His debut disc, Many Things, carries on his father’s mission to enact social change through Afrobeat. Seun’s music is for Africans first and foremost, but he’s aware that a worldwide audience might tune out the specifics of his words. "Let me put it like this. I want the world to feel me, but I want my people to understand me,” he says. "When I say my people, I say Africans in general. Afrobeat is more than a genre, it’s a movement created for a purpose and that’s the emancipation of the black man who has to keep fighting through music. [It’s] not a movement motivated by money, [it’s] a movement motivated by music. So anybody that comes across my music is moved by my music, I’m satisfied.” Seun has achieved international success more quickly than his father or half brother, both of whom were fully-formed artists in their 30s by the time they achieved fame. Seun, on the other hand, is faced with developing his sound in front of large audiences. Despite having taken his father’s middle name "Anikulapo,” tattooing "Fela Lives” on his back, and consciously billing the band as "Fela’s Egypt 80,” Seun betrays no inner conflict about his own sensibilities. He says he wants Egypt 80 to keep playing to their strengths, except, "The only change I wanted to make was [to make them realize they were] no longer with my father, so musically I was starting all over again. That was a hard change for them, adapting to life without my father, but apart from that I wanted everything to stay the same because we believe in that music.”

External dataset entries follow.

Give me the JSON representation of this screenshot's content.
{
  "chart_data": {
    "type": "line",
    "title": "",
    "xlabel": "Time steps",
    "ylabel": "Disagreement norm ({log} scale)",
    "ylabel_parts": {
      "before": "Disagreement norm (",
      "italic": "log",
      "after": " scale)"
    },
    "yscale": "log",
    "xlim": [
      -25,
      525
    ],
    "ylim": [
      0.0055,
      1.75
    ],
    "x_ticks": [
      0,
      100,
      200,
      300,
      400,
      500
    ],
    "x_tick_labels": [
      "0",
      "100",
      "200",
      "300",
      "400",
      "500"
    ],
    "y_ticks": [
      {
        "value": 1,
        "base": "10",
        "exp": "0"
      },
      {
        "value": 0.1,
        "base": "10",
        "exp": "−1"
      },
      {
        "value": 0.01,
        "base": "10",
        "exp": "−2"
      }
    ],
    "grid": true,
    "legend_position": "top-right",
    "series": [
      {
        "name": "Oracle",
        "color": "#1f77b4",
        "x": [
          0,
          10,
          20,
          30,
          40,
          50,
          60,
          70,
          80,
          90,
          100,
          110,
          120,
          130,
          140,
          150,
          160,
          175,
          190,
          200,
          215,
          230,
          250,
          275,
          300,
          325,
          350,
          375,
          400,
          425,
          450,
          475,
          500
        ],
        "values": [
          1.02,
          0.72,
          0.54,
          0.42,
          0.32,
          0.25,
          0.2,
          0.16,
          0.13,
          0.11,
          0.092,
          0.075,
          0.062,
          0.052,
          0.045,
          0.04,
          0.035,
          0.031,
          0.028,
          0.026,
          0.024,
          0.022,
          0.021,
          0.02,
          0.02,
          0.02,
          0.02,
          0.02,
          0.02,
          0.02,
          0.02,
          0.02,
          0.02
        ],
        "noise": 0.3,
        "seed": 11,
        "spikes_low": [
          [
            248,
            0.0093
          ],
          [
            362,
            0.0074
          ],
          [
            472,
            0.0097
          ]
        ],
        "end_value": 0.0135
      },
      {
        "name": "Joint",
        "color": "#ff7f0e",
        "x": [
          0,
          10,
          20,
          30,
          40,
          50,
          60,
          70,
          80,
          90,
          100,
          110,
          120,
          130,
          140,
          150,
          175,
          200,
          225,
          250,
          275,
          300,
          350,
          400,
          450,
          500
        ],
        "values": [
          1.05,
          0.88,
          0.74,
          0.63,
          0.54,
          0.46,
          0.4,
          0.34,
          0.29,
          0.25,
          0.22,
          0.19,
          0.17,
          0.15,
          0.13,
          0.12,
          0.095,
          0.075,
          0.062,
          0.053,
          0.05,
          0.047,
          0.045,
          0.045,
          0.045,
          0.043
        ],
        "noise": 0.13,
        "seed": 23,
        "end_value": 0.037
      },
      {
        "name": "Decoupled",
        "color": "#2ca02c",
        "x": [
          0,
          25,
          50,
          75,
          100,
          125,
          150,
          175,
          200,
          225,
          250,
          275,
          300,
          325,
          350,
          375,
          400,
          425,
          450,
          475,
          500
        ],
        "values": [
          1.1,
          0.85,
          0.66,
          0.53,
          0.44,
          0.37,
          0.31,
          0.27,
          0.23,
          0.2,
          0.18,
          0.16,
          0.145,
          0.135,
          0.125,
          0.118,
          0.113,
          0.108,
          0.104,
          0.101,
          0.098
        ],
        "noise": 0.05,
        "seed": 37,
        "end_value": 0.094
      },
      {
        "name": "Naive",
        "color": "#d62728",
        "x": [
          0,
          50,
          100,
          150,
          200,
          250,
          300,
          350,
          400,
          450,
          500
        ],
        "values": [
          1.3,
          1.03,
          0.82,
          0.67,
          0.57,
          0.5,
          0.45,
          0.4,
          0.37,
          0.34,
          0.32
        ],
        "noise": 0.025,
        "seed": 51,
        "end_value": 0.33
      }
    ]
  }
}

The younger Kuti’s music throbs with up-tempo polyrhythms but tends toward more basic, staccato horn parts and an angry bulldog approach to vocalizing. It’s a style best experienced in concert. Like any other independent artist, he knows live performances are vital to his success, far outstripping potential record sales.

"[Success for] some artists [is measured] by winning international awards; some artists, by personal wealth; for others, it’s record sales; some it’s by how good their live performances really are. So I guess I fall in the category of live shows. I see myself as successful if I’m on tour nine months of the year.”

There’s more than meets the eye to that statement. Seun wants to connect with audiences throughout the year, not to be pigeonholed as a festival season artist. If Seun Kuti can tour North American arenas during the winter, he will have achieved with his debut album something considered nearly impossible for African stars of previous generations. Such swagger would make his father proud.